Conservative spin-doctors want you to believe that they reduce our National Debt. The exact opposite is true. Democratic Presidents since Harry Truman have consistently reduced the National Debt, while only Dwight Eisenhower and Richard Nixon, in his first term, reduced the National Debt during their time in office.
Let us first understand that the National Debt is the sum of previous federal deficits. As one might expect, our National Debt mushroomed by the end of World War II to 117.5% of Gross Domestic Product (“GDP”). Harry Truman certainly understood the risk of such high government spending, and reduced the National Debt to 71.4% of GDP. He was certainly helped by the demobilization of our World War II combat veterans as the Army and Navy were dramatically reduced in size.
Dwight Eisenhower continued Truman’s success in reducing the National Debt. The total was down to 60.4% of GDP at the end of the Korean Conflict, in spite of the mobilization. It was further down to 55.2% by the end of Eisenhower’s second term.
Despite the onset of the Vietnam War, both Presidents John F. Kennedy and Lyndon B. Johnson continued to reduce our National Debt to 38.6% of GDP by the end of Johnson’s full term in 1968. President Richard M. Nixon continued the trend down to 35.6% of Gross Domestic Product during his first term. President Gerald Ford presided over a slight increase to 35.8% at the end of his term.

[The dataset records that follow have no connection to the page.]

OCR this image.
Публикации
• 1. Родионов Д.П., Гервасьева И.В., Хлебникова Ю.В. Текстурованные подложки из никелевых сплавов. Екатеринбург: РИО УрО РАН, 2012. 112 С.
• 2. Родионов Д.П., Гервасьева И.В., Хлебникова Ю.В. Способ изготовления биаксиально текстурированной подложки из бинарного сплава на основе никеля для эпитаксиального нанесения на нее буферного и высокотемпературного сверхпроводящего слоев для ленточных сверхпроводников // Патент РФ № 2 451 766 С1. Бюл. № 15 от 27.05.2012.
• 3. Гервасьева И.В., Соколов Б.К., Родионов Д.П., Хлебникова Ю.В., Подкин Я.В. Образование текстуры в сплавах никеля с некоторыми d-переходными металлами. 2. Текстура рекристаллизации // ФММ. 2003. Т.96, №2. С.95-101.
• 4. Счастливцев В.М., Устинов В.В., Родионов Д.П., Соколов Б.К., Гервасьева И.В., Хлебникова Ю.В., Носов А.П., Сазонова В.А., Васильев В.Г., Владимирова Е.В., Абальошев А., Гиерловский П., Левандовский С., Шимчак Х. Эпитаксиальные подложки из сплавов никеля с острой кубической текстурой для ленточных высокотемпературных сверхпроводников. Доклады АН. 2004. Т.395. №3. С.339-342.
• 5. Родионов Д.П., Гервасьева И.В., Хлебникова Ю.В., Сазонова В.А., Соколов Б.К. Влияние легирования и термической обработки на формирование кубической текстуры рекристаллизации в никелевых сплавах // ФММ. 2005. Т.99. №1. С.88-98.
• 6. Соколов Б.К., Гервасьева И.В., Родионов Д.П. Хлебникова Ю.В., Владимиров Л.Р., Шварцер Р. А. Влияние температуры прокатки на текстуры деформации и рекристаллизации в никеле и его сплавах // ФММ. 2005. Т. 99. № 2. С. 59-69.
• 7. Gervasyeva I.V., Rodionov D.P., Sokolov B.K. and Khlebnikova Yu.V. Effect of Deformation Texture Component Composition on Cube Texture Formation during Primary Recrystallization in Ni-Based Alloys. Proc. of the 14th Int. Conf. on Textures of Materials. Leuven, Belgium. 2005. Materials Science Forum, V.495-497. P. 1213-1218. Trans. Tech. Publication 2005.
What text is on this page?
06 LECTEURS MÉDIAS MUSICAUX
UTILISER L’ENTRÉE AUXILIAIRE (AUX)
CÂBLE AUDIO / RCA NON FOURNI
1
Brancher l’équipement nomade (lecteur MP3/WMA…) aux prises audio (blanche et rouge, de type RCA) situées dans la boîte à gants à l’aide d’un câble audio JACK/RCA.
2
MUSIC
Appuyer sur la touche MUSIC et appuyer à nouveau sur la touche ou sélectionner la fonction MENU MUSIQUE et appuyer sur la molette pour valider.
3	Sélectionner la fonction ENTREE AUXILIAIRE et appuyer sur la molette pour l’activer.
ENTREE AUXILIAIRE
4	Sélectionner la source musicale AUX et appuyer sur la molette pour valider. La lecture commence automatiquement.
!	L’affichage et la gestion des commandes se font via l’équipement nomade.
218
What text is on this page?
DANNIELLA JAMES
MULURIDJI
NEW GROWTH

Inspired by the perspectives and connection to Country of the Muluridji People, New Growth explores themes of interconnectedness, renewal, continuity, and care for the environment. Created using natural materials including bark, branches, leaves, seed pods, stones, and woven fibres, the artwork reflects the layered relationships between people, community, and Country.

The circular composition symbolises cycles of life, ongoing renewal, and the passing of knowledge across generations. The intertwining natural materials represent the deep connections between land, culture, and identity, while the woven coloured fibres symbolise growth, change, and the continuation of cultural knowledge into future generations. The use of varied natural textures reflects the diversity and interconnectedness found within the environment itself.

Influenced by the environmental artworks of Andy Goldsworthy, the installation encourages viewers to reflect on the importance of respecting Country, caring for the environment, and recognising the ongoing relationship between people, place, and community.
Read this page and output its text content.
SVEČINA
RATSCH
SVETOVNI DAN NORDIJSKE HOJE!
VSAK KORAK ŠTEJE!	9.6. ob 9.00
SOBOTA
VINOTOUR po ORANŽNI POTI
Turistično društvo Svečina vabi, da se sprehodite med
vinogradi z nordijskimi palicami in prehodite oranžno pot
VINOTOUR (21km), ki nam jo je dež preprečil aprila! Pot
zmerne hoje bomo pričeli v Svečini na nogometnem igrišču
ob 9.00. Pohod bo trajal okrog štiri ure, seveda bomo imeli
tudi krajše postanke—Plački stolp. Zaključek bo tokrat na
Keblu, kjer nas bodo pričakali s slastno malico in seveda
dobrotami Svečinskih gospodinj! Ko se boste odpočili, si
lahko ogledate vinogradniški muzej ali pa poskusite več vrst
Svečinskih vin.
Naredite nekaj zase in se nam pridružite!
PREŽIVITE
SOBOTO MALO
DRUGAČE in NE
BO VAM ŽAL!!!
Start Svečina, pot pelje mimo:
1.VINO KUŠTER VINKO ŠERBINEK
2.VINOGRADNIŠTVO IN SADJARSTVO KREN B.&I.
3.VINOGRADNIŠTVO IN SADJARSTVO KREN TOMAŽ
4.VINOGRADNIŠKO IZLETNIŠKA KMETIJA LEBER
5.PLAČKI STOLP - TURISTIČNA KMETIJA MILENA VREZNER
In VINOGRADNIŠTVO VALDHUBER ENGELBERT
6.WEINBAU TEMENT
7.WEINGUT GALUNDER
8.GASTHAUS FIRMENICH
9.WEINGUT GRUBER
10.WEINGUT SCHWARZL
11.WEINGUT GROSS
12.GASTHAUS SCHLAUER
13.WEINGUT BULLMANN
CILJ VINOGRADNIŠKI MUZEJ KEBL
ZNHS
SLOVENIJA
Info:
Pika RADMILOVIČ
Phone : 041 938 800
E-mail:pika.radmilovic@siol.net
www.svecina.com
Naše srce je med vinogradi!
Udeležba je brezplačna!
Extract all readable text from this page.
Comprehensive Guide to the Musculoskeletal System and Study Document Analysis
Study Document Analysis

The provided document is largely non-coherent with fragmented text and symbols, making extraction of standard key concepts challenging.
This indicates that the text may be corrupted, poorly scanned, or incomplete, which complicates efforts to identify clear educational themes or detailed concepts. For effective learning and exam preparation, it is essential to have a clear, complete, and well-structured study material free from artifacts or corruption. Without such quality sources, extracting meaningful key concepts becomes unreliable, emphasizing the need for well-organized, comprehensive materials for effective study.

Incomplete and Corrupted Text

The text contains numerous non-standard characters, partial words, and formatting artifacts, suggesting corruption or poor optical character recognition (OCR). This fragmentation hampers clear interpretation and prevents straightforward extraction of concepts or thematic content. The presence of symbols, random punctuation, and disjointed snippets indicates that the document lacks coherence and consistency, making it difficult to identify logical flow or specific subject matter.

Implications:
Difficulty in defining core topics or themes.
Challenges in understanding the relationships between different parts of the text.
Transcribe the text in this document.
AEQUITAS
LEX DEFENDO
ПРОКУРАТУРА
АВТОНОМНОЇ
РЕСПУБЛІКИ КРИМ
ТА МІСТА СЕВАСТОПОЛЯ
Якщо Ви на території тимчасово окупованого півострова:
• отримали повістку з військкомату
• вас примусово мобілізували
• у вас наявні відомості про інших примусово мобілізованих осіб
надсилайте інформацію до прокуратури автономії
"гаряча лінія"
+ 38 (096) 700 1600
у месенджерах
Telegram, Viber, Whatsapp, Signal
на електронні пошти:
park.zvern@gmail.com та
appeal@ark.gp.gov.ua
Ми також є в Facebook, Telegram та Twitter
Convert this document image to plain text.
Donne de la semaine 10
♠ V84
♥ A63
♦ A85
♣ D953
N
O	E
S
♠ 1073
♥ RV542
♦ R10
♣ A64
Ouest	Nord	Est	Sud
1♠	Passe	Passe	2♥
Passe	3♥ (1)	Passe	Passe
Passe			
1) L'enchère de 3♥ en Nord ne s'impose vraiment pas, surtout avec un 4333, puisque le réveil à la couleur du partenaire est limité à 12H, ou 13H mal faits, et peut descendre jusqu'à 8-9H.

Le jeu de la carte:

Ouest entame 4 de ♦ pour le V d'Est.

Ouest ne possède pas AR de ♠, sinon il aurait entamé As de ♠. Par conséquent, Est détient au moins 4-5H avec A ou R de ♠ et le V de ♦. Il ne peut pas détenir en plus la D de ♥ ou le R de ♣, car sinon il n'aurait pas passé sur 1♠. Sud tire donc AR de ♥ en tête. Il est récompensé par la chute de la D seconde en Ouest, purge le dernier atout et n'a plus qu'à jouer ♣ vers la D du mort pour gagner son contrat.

President Jimmy Carter followed the lead of Democratic Presidents since Franklin D. Roosevelt, bringing the National Debt down to 32.5% by the end of his term. That was the lowest point our National Debt reached since World War II.
When Conservative President Ronald Reagan took over, he immediately began to run up our National Debt. What was so expensive during his term? We had already faced down the “Evil Empire” of the Soviet Union for 35 years by the time he took office. By the end of President Reagan’s first term the National Debt had increased to 43.8% of GDP, and by the end of his second term it was up to 53.1% of GDP. Who was getting all of that money? Was it the fat cats on Wall Street? Was it the Defense Industry? Whisper who dares! President George H.W. Bush continued the trend, increasing the National Debt to 66.1% of GDP. In 12 years Presidents Reagan and Bush had more than doubled the National Debt.
President Bill Clinton managed to hold the line and get the National Debt down to 65.4% of GDP in his first term, and down to 56.4% during his second term. Where is the profligate spending that the Conservatives keep blaming on Liberals? Not here!
President George W. Bush reversed the trend, increasing the National Debt to 83.4% of GDP before he left office. I am sure that Conservatives will say those increases were necessary because of two wars being run post-9/11. Perhaps so, but the record is pretty consistent between “Conservatives” and “Liberals.” It is exactly opposite of the story Conservatives like to tell. We won’t know President Barack Obama’s results for another two years, but who will be surprised if the National Debt is increased during his first term? George W. Bush left office with our national economy collapsing. The Conservatives want you to forget that President Bush insisted upon and got an emergency stimulus package of about $1 Trillion during his last months in office. Yes, President Barack Obama asked for a matching sum, immediately after he came to office. They were both right! If that $2 Trillion hadn’t been spent, our economy would have truly collapsed. Most of us are still feeling the pain, and will be for many years to come. Based on what seems to be happening in the housing and mortgage industries, we may yet face bigger economic problems.
Yes, it is true, our National Debt is too large, and needs to be brought under control. But, the next time the Conservatives want you to believe that the National Debt history shows them as the reducers, don’t you believe it! They have consistently added to the National Debt from the time that President Richard M. Nixon was still a respected figure on the world stage. It’s been four decades!
The statistics in this article come from the National Debt Wikipedia site.